Since the mid-1990s, human resource (HR) professionals (and those advising them) have relied on the Department of Justice (DOJ) and Federal Trade Commission’s (FTC) “antitrust safety zone” articulated in Statement 6 of the Statements of Antitrust Enforcement Policy in Health Care (1996 Statements). Statement 6 provided a degree of comfort that they would unlikely violate antitrust laws when participating with competitors in surveys exchanging competitively sensitive information (wages and other compensation-related information, for example) if they complied with certain “conditions”–“absent extraordinary circumstances.”
In February, the DOJ announced the withdrawal of a number of “outdated” enforcement policy statements, including the 1996 Statements.
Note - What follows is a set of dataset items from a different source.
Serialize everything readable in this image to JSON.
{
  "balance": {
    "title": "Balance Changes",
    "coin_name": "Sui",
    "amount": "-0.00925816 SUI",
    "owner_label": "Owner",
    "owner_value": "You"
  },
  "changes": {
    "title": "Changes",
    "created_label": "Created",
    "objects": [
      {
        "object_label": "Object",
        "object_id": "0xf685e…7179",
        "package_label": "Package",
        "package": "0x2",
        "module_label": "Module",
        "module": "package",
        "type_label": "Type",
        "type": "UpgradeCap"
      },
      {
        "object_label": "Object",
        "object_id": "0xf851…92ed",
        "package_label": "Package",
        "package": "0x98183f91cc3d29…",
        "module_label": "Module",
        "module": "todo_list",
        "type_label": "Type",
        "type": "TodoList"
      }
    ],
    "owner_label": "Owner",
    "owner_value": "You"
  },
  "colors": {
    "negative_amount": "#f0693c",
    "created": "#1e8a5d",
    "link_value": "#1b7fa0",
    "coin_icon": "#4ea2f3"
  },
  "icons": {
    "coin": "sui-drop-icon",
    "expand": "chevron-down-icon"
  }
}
In a speech announcing the withdrawal of these statements, Doha Mekki, the DOJ’s Principal Deputy Assistant Attorney General at the Antitrust Division, commented that the statements no longer “fully reflect market realities, the risk of serious competitive harm, or the full scope of liability under the antitrust laws.” In particular, she singled out the “‘safety zones’ around the exchange of competitively sensitive information” found in Statement 6 as “understat[ing] the antitrust risks of competitors sharing competitively-sensitive information.”
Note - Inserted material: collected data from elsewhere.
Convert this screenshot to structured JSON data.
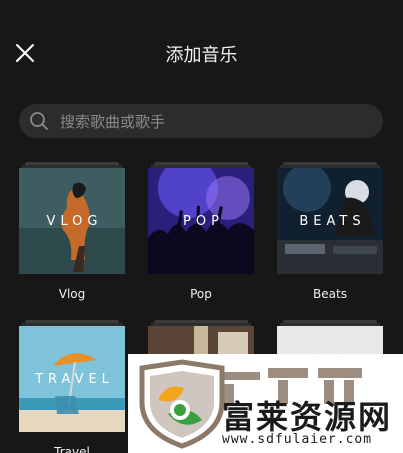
{
  "header": {
    "close_icon": "close-icon",
    "title": "添加音乐"
  },
  "search": {
    "icon": "search-icon",
    "placeholder": "搜索歌曲或歌手"
  },
  "categories": [
    {
      "label": "Vlog",
      "overlay": "VLOG"
    },
    {
      "label": "Pop",
      "overlay": "POP"
    },
    {
      "label": "Beats",
      "overlay": "BEATS"
    },
    {
      "label": "Travel",
      "overlay": "TRAVEL"
    },
    {
      "label": "",
      "overlay": ""
    },
    {
      "label": "",
      "overlay": ""
    }
  ],
  "watermark": {
    "brand": "富莱资源网",
    "url": "www.sdfulaier.com",
    "logo": "leaf-logo-icon"
  },
  "colors": {
    "background": "#171717",
    "search_bg": "#2c2c2c",
    "placeholder": "#8a8a8a",
    "text": "#ffffff"
  }
}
For context, Statement 6’s antitrust safety zone has been relied on by many to justify the exchange of competitively sensitive information. In her speech, Mekki dismissed several of Statement 6’s “conditions that [had to] be met for an information exchange among [competitors] to fall within the antitrust safety zone” to ensure that “an exchange of price or cost data is not used by [competitors] for discussion or coordination” of prices or cost.
For example, Mekki noted that “exchanges facilitated by intermediaries can have the same anticompetitive effect as direct exchanges among competitors.” Mekki also disagreed that data “at least three-months old is unlikely to be competitively-sensitive or valuable” given that the “rise of data aggregation, machine learning, and pricing algorithms can increase the competitive value of historical data for some products or services.” And finally, Mekki noted that “enforcement actions and the case law itself demonstrate that having five or more participants in an information exchange is no guarantee that the exchange will not harm competition, especially in situations where the companies exchanging the information collectively have significant shares of the relevant market.”
Lost among most of the commentary that followed Mekki’s speech is how (if at all) losing the antitrust safety zone really matters to the HR professional involved in the compensation-setting process. One need only look to the DOJ’s and the FTC’s 2016 Antitrust Guidance for Human Resource Professionals (2016 HR Antitrust Guidance) and recent enforcement actions for that answer.
The 2016 HR Antitrust Guidance explains how sharing information “with competitors about terms and conditions of employment can also run afoul of the antitrust laws.” Even if you do not “agree explicitly to fix compensation or other terms of employment, exchanging competitively sensitive information could serve as evidence of an implicit illegal agreement.” And “[w]hile agreements to share information are not per se illegal and therefore not prosecuted criminally, they may be subject to civil antitrust liability when they have, or are likely to have, an anticompetitive effect.” Take “evidence of periodic exchange of current wage information in an industry with few employers” where such an exchange “could establish an antitrust violation because, for example, the data exchange has decreased or is likely to decrease compensation.”
That was the exact issue back in the mid-1990s, when the DOJ sued the Utah Society for Healthcare Human Resources Administration and a number of Utah hospitals for conspiring to exchange nonpublic prospective and current wage information about registered nurses. That wage information exchange resulted in the hospitals matching each other’s wages, effectively keeping pay lower than what would have been otherwise paid.
And that was also the case with the sole enforcement action involving the exchange of wage and benefit information highlighted in Mekki’s speech justifying the withdrawal of Statement 6. In that case, the competitor employers had an agreement to exchange current and future compensation information and shared the disaggregated job-level compensation information, and the third-party consultant involved facilitated meetings to share the same competitively sensitive information.
Mekki’s speech and the DOJ’s announcement withdrawing Statement 6 did not mention the 2016 HR Antitrust Guidance, which makes clear that “not all information exchanges are illegal” and that it “is possible to design and carry out information exchanges in ways that conform with the antitrust laws.” The 2016 HR Antitrust Guidance states that “an information exchange may be lawful if:  a neutral third party manages the exchange,  the exchange involves information that is relatively old,  the information is aggregated to protect the identity of the underlying sources, and  enough sources are aggregated to prevent competitors from linking particular data to an individual source.” (Emphasis added.)
In sum, following the 2016 HR Antitrust Guidance does not guarantee that companies sharing information will not face antitrust scrutiny when exchanging wage and other compensation-related information–including when sharing information through a third party. But neither did following Statement 6. With the increased DOJ and FTC scrutiny of labor practices, now is the time to revisit not only your participation in wage and other compensation related surveys but also how you use such surveys in the compensation-setting process.